Sometimes we hear that the Government is over-flowing with money, with a massive surplus in the billions of euros. Other times, we hear the Government is running a deficit. Which is it? Is it raining Euros or are we in the red?

It all boils down to corporate tax revenue. In the last Budget, the Government projected a surplus of €8.4 billion this year. That is unprecedented in the history of public finances. However, this comes courtesy of massive corporate tax revenue.

We collect nearly three times as much corporate tax revenue as other EU countries. How does this happen when we have one of the lowest corporate tax rates?

Here we get into a series of wordplays. The Government describes this massive amount of corporate tax revenue as ‘windfall’. It used to be described as the ‘legal and accounting practices’ of multinationals. Then, it was described as the ‘globalisation’ activities of multi-nationals. What no one wants to mention is that much of this revenue comes from ‘tax haven-type’ activities.

Two renowned economists – Joseph Stiglitz and Thomas Picketty – recently accused the Irish Government of ‘siphoning off profits from other countries’. This is classic tax-haven activity.

However it is described, the Government claims that nearly half of the corporate tax revenue is unreliable and should be removed from the Budget – about €10 billion. When this is done, the massive surplus turns into a ‘deficit’.

Is the Government right to remove this money from the Budget? Yes. It can be considered unreliable. Most of the corporation tax receipts come from a handful of multinationals. If only a few of them changed their tax strategies, if the sectors hit a downturn, or if other countries change their tax rules, we could see this revenue fall. If we relied on this money to fund public services or social protection, and then this revenue fell, we would end up with a hole in our public finances – as experienced during the financial and property crash. We’d then be forced to increase tax revenue and/or cut public spending. That is not a risk we should be taking.

The real question is what to do with this corporate tax ‘windfall’. The Government is moving the money into two funds: a Future Ireland Fund, and an Infrastructure, Climate and Nature Fund. These are intended to support pensions and climate change investments but don’t mind the labels. In 2008, we had €25 billion in a National Pension Reserve Fund which was intended to help us meet future pension costs. It was raided to finance the bank bail-out. The fact is, the Government hasn’t really worked out what to do with the money, apart from moving it out of the budget.

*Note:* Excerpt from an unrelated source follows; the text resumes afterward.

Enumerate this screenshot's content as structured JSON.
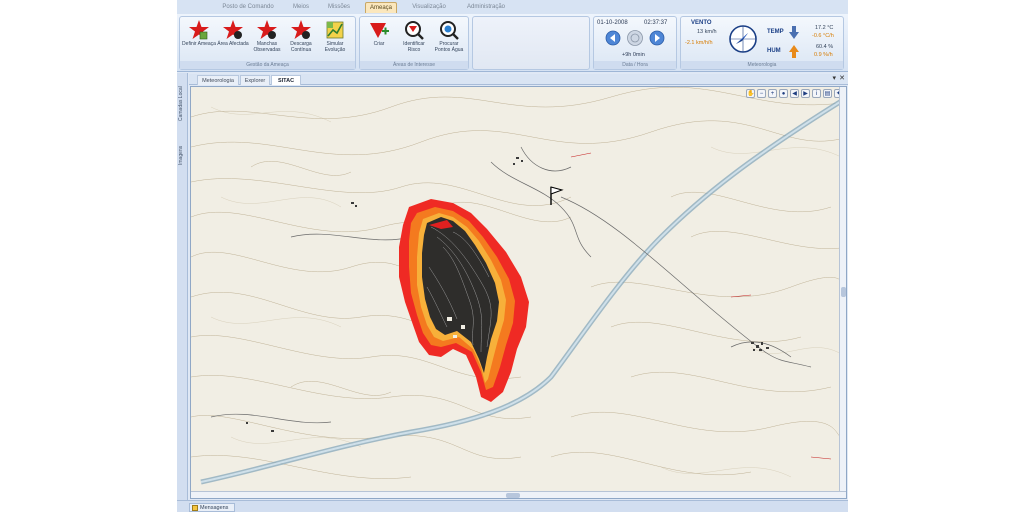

What should trade unionists say about this money? It’s a lot and potentially over €30 billion over the next three years.

Ireland suffers from considerable infrastructural deficits: housing, health, public transport, education; and this doesn’t include the costs of decarbonising our economy. This is where we could invest the money.

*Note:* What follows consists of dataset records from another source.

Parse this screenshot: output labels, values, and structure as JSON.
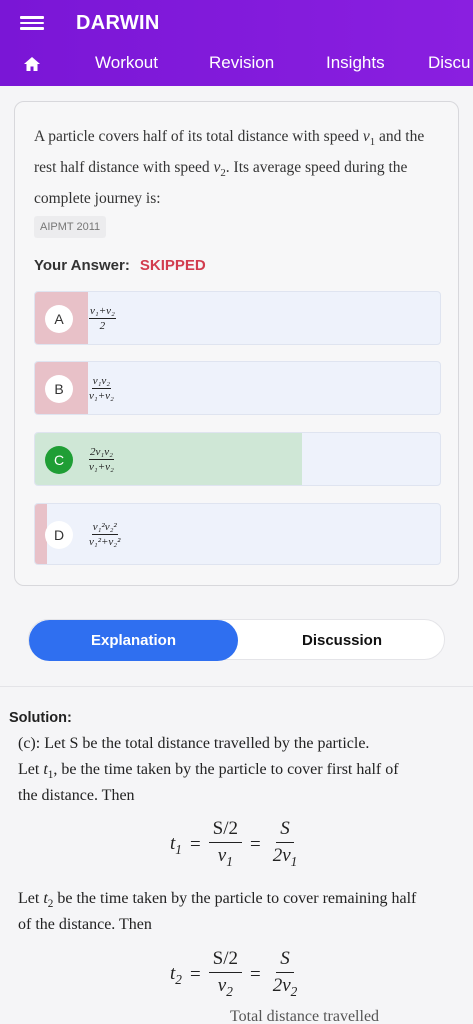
{
  "app": {
    "title": "DARWIN"
  },
  "nav": {
    "tabs": [
      "Workout",
      "Revision",
      "Insights",
      "Discu"
    ]
  },
  "question": {
    "text_prefix": "A particle covers half of its total distance with speed ",
    "v1": "v",
    "sub1": "1",
    "text_mid": " and the rest half distance with speed ",
    "sub2": "2",
    "text_suffix": ". Its average speed during the complete journey is:",
    "tag": "AIPMT 2011"
  },
  "answer": {
    "label": "Your Answer:",
    "value": "SKIPPED"
  },
  "options": [
    {
      "letter": "A",
      "num": "v₁+v₂",
      "den": "2",
      "fill_fraction": 0.13,
      "state": "wrong"
    },
    {
      "letter": "B",
      "num": "v₁v₂",
      "den": "v₁+v₂",
      "fill_fraction": 0.13,
      "state": "wrong"
    },
    {
      "letter": "C",
      "num": "2v₁v₂",
      "den": "v₁+v₂",
      "fill_fraction": 0.66,
      "state": "correct"
    },
    {
      "letter": "D",
      "num": "v₁²v₂²",
      "den": "v₁²+v₂²",
      "fill_fraction": 0.03,
      "state": "wrong"
    }
  ],
  "toggle": {
    "active": "Explanation",
    "inactive": "Discussion"
  },
  "solution": {
    "heading": "Solution:",
    "line1": "(c): Let S be the total distance travelled by the particle.",
    "line2a": "Let ",
    "line2b": ", be the time taken by the particle to cover first half of",
    "line3": "the distance. Then",
    "line4a": "Let ",
    "line4b": " be the time taken by the particle to cover remaining half",
    "line5": "of the distance. Then",
    "eq_num1": "S/2",
    "eq_num2": "S",
    "trailing": "Total distance travelled"
  },
  "colors": {
    "appbar": "#7a16d6",
    "accent_blue": "#2f6ff0",
    "skipped_red": "#d23c4e",
    "correct_green": "#1f9e35",
    "wrong_fill": "#e8c1c8",
    "correct_fill": "#cfe7d6"
  },
  "icons": [
    "menu-icon",
    "home-icon"
  ]
}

The advantage of using the money for investment is that it is not a recurring expenditure that you have to continue spending. Once you build a metro, you don’t have to build it again. Once you build a hospital or a housing estate, it will last for decades. It is not spending that has to be repeated every year.

There are a couple of problems, though. Do we have the resources to undertake this work. For instance, we need to build tens of thousands of homes each year in addition to the Government’s housing targets. But do we have the labour to do this? A second problem is that even investment, which drives up economic activity (employment, wages, profits, consumer spending) could lead to higher inflation.

This is all the more the case given that the economy is at near full-capacity. It’s not like the recession days when there was high unemployment.

 A new investment drive to repair our infrastructural deficits needs to be accompanied by targeted policies to ensure we can actually do the work and do so without fuelling inflation.

 The ESRI gives one example of how to do this in order to expand housing construction. We could direct labour away from building office blocks, hotels and carparks by increasing taxation on their construction. This would free-up labour to build homes. There is little impact on inflation or capacity since we are re-directing labour from one activity to another.

The principle of this proposal could be applied to other areas of infrastructure – re-directing labour and capital into areas of high need. The money is there, literally in bucket-loads. Now we need the political will to use this money in a sensible manner. If we can get the policy mix right, we could transform the economy over the next decade.

Michael Taft is a researcher with SIPTU.